The expected interleaving is:
(A1)(A2)(B1)(B1)(B1)...(B1)(A4) critical_region_A operations interleaved with (B1)s (A3)(B1)(B2) critical_region_B (B3)

However, the scheduler might choose to run thread B right after test (A1) causes thread A's next step to be (A2):
(A1)(B1)(B2)(B4)some critical_region B ops(A2)(A4) critical region A and B running CONCURRENTLY(BAD!!)....

What happened: In between the time thread A tested *M!=0 finding it false and the time A set *M to 1, thread B was scheduled and ALSO ran *M!=0 finding it false!! Hence, BOTH threads "think" the mutex is unlocked.

(This discussion formalises the remarks under Lock Variables, page 104.)

We will see how "strict alternation" maintains condition 1 at the expense of condition 3.

We will see that careful usage of essentially 3 variables enables Peterson's solution to achieve mutual exclusion without alternation in a system that merely has synchronous store operations.

Way 3: Use special atomic "test-and-set", "compare-and-exchange" etc. built into modern computer instruction sets to help OS writers implement synchronization
These instructions or particular sequences of instructions (for example, "lock;" followed by "cmpxhg" in the IA-32) do make 2 or more memory accesses but make the hardware prevent any concurrent access to the targeted memory locations between them. See the textbooks for information on how to use them.
Closing Remark Higher level synchronization functions (mutex locks, semaphores, monitors, wait queues) are typically provided in modern systems. They are provided for user level processes and threads by system call libraries; or by language features of interpreted languages like Java. Similar (but not THE SAME) functions are provided INSIDE OS kernels for use by other kernel code.

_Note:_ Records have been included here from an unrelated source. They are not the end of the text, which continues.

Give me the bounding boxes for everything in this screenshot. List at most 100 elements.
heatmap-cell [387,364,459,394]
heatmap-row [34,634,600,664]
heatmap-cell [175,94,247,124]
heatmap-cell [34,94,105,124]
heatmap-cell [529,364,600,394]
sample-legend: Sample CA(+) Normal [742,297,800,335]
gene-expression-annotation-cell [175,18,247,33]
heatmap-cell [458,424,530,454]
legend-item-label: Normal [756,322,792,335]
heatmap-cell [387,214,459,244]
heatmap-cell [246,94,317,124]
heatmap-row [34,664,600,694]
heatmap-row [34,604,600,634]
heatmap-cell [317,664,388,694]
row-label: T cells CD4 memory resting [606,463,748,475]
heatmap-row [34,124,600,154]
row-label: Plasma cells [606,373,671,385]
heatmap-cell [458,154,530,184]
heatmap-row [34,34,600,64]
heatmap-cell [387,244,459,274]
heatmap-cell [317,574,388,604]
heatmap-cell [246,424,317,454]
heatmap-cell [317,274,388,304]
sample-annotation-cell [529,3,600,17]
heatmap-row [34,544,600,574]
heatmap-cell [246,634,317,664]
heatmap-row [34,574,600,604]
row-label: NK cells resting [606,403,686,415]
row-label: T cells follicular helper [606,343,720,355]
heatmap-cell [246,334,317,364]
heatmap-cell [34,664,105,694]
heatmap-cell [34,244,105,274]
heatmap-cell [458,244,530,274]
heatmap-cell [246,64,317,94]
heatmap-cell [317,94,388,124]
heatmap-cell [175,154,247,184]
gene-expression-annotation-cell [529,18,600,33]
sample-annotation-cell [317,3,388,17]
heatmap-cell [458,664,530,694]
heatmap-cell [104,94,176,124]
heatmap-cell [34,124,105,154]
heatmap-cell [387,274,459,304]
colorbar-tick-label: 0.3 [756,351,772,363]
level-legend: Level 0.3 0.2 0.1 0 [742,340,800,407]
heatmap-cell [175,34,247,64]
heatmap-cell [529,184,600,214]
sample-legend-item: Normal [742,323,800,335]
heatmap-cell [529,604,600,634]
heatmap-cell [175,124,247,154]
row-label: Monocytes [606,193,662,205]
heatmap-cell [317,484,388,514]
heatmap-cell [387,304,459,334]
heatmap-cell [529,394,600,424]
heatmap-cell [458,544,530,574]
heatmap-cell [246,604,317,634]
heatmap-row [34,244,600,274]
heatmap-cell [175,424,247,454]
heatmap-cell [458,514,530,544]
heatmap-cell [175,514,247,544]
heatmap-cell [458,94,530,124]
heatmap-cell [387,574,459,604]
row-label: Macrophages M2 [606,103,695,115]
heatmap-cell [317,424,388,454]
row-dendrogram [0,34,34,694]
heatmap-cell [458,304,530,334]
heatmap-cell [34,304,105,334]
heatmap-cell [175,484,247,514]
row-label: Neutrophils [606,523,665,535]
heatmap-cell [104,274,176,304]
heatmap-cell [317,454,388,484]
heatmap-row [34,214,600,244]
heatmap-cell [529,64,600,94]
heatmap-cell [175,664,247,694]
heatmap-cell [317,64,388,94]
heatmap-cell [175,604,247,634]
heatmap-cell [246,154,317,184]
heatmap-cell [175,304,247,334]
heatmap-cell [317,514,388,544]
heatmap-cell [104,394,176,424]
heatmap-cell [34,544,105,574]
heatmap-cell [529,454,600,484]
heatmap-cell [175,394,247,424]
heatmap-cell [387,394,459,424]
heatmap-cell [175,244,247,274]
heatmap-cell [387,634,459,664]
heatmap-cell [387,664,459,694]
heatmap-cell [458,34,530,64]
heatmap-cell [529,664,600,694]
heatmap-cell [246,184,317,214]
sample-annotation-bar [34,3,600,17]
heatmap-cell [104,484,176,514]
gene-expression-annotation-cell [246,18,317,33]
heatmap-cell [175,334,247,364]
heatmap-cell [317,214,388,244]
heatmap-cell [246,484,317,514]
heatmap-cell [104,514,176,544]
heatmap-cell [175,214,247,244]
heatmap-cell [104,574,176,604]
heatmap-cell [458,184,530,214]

They are used 2 ways: (1) To provide synchronization and mutual exclusion for the operation of the kernel. (2) To enable kernel programmers to implement the synchronization system calls called from the above libraries. These kernel functions will then be IMPLEMENTED with some of the 3 ways of doing low level synchronization described above. The kernel will also use store synchronous variables or special atomic synchronization instructions within spin locks that provide practical short intervals of mutual exclusion between kernel threads both on the same and on separate processors.